Trans accoltellata, il dentista resta ai domiciliari

Il tribunale del Riesame dice no alla liberazione di Ottavio Esposito, il dentista di Chieti di 29 anni arrestato il 4 febbraio con l’accusa di aver tentato di uccidere una transessuale colombiana dopo un festino a base di sesso, cocaina e alcol. I giudici aquilani hanno respinto il ricorso: Esposito, difeso dagli avvocati Cristiano Sicari e Antonello D’Aloisio, resta dunque ai domiciliari nella sua abitazione di Casalincontrada, dove vive insieme alla famiglia. La trans ferita, Silvana Valencia Villanueva, vent'anni, domiciliata a Montesilvano, ha ricostruito durante l'incidente probatorio la presunta aggressione avvenuta all'alba, a Chieti scalo, nell'appartamento di viale Benedetto Croce di proprietà di Esposito.

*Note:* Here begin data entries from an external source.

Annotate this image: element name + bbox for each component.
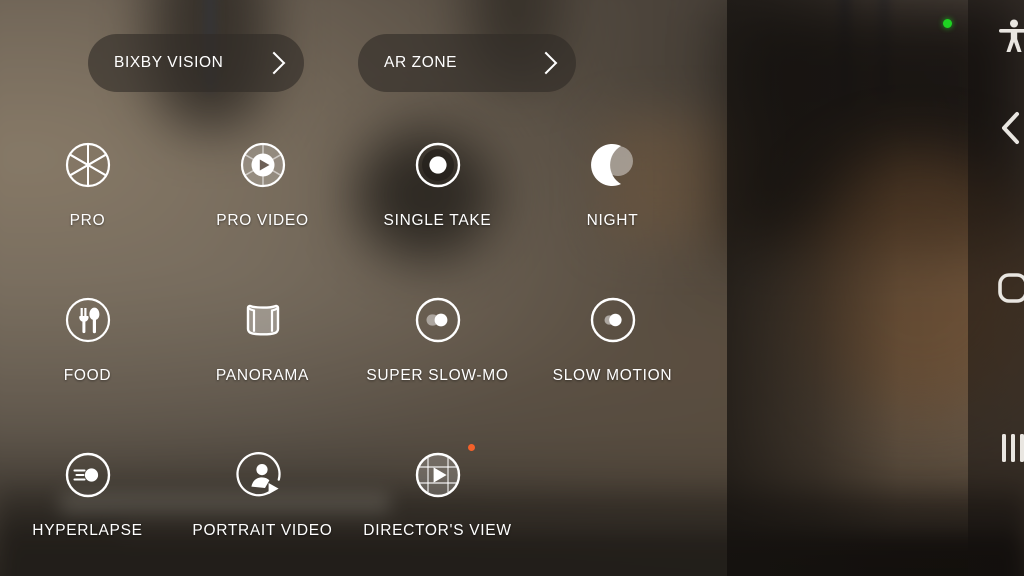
hyperlapse-icon <box>63 450 113 500</box>
mode-label: PRO <box>69 212 106 229</box>
accessibility-icon[interactable] <box>996 16 1024 56</box>
mode-row: HYPERLAPSE PORTRAIT VIDEO DIRECTOR'S VIE… <box>0 428 727 576</box>
super-slow-motion-icon <box>413 295 463 345</box>
mode-food[interactable]: FOOD <box>0 273 175 428</box>
mode-panorama[interactable]: PANORAMA <box>175 273 350 428</box>
mode-row: PRO PRO VIDEO SINGLE TAKE NIGHT <box>0 118 727 273</box>
home-square-icon[interactable] <box>996 270 1024 306</box>
mode-hyperlapse[interactable]: HYPERLAPSE <box>0 428 175 576</box>
shortcut-ar-zone[interactable]: AR ZONE <box>358 34 576 92</box>
mode-super-slow-mo[interactable]: SUPER SLOW-MO <box>350 273 525 428</box>
mode-label: NIGHT <box>586 212 639 229</box>
directors-view-icon <box>413 450 463 500</box>
mode-label: SUPER SLOW-MO <box>366 367 509 384</box>
fork-spoon-icon <box>63 295 113 345</box>
mode-row: FOOD PANORAMA SUPER SLOW-MO SLOW MOTION <box>0 273 727 428</box>
portrait-video-icon <box>235 450 288 500</box>
chevron-right-icon <box>534 51 558 75</box>
mode-label: PORTRAIT VIDEO <box>192 522 333 539</box>
aperture-play-icon <box>238 140 288 190</box>
shortcut-label: BIXBY VISION <box>114 54 224 71</box>
mode-label: SLOW MOTION <box>552 367 673 384</box>
mode-single-take[interactable]: SINGLE TAKE <box>350 118 525 273</box>
mode-label: DIRECTOR'S VIEW <box>363 522 512 539</box>
mode-pro[interactable]: PRO <box>0 118 175 273</box>
mode-night[interactable]: NIGHT <box>525 118 700 273</box>
mode-directors-view[interactable]: DIRECTOR'S VIEW <box>350 428 525 576</box>
panorama-icon <box>238 295 288 345</box>
aperture-icon <box>63 140 113 190</box>
crescent-moon-icon <box>588 140 638 190</box>
camera-in-use-dot <box>943 19 952 28</box>
new-badge-dot <box>468 444 475 451</box>
mode-portrait-video[interactable]: PORTRAIT VIDEO <box>175 428 350 576</box>
single-take-icon <box>413 140 463 190</box>
mode-empty-slot <box>525 428 700 576</box>
camera-more-modes-screen: BIXBY VISION AR ZONE PRO PRO VIDEO SINGL… <box>0 0 1024 576</box>
mode-slow-motion[interactable]: SLOW MOTION <box>525 273 700 428</box>
slow-motion-icon <box>588 295 638 345</box>
camera-mode-grid: PRO PRO VIDEO SINGLE TAKE NIGHT FOOD PAN… <box>0 118 727 576</box>
recents-bars-icon[interactable] <box>998 430 1024 466</box>
mode-pro-video[interactable]: PRO VIDEO <box>175 118 350 273</box>
mode-label: PRO VIDEO <box>216 212 309 229</box>
mode-label: PANORAMA <box>215 367 310 384</box>
shortcut-label: AR ZONE <box>384 54 458 71</box>
back-chevron-icon[interactable] <box>996 108 1024 148</box>
chevron-right-icon <box>262 51 286 75</box>
mode-label: HYPERLAPSE <box>32 522 143 539</box>
camera-mode-rail: MORE VIDEO PHOTO <box>727 0 809 576</box>
shortcut-bixby-vision[interactable]: BIXBY VISION <box>88 34 304 92</box>
mode-label: FOOD <box>63 367 112 384</box>
mode-label: SINGLE TAKE <box>383 212 492 229</box>
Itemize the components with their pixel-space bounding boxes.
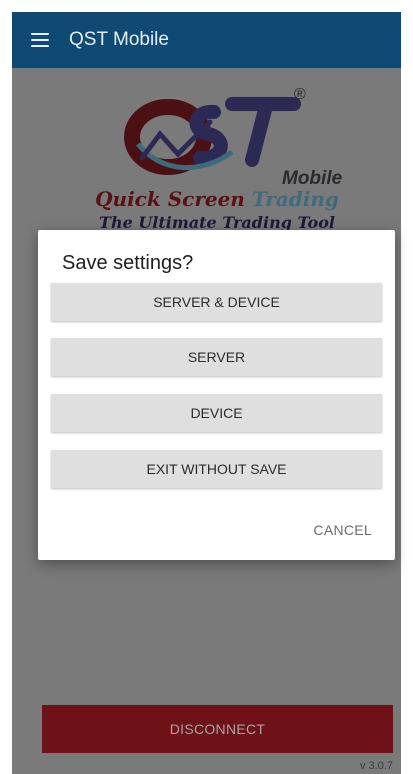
menu-icon[interactable] bbox=[31, 32, 53, 48]
device-button[interactable]: DEVICE bbox=[51, 394, 382, 432]
tagline-trading: Trading bbox=[251, 187, 339, 211]
dialog-title: Save settings? bbox=[62, 252, 194, 274]
server-and-device-button[interactable]: SERVER & DEVICE bbox=[51, 283, 382, 321]
app-bar: QST Mobile bbox=[12, 12, 401, 68]
registered-mark: ® bbox=[294, 86, 306, 103]
server-button[interactable]: SERVER bbox=[51, 338, 382, 376]
exit-without-save-button[interactable]: EXIT WITHOUT SAVE bbox=[51, 450, 382, 488]
disconnect-button[interactable]: DISCONNECT bbox=[42, 705, 393, 753]
version-label: v 3.0.7 bbox=[359, 760, 393, 772]
qst-logo: ® Mobile Quick Screen Trading The Ultima… bbox=[82, 82, 352, 232]
logo-tagline: Quick Screen Trading bbox=[82, 187, 352, 211]
app-title: QST Mobile bbox=[69, 29, 169, 50]
cancel-button[interactable]: CANCEL bbox=[313, 522, 372, 538]
save-settings-dialog: Save settings? SERVER & DEVICE SERVER DE… bbox=[38, 230, 395, 560]
tagline-quick: Quick bbox=[95, 187, 161, 211]
tagline-screen: Screen bbox=[167, 187, 245, 211]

«Il dentista non voleva che io andassi via - ha ripetuto Silvana, difesa dall'avvocato Pasquale D'Incecco, davanti al giudice per le indagini preliminari Luca De Ninis -. Il dentista ha preso il coltello e ha mirato al collo. Io ho bloccato la lama con le mani, mentre lui continuava a fare forza per colpirmi. Voleva uccidermi: è stato terrificante. Adesso di notte ho gli incubi: sogno ancora quello che è successo e mi sveglio piangendo». Una ricostruzione che Esposito contesta su tutta la linea: per l’odontoiatra è stata la trans, con l’intenzione di avere più soldi, a minacciarlo con una bottiglia di vodka spaccata su un tavolino e lui si è limitato a difendersi.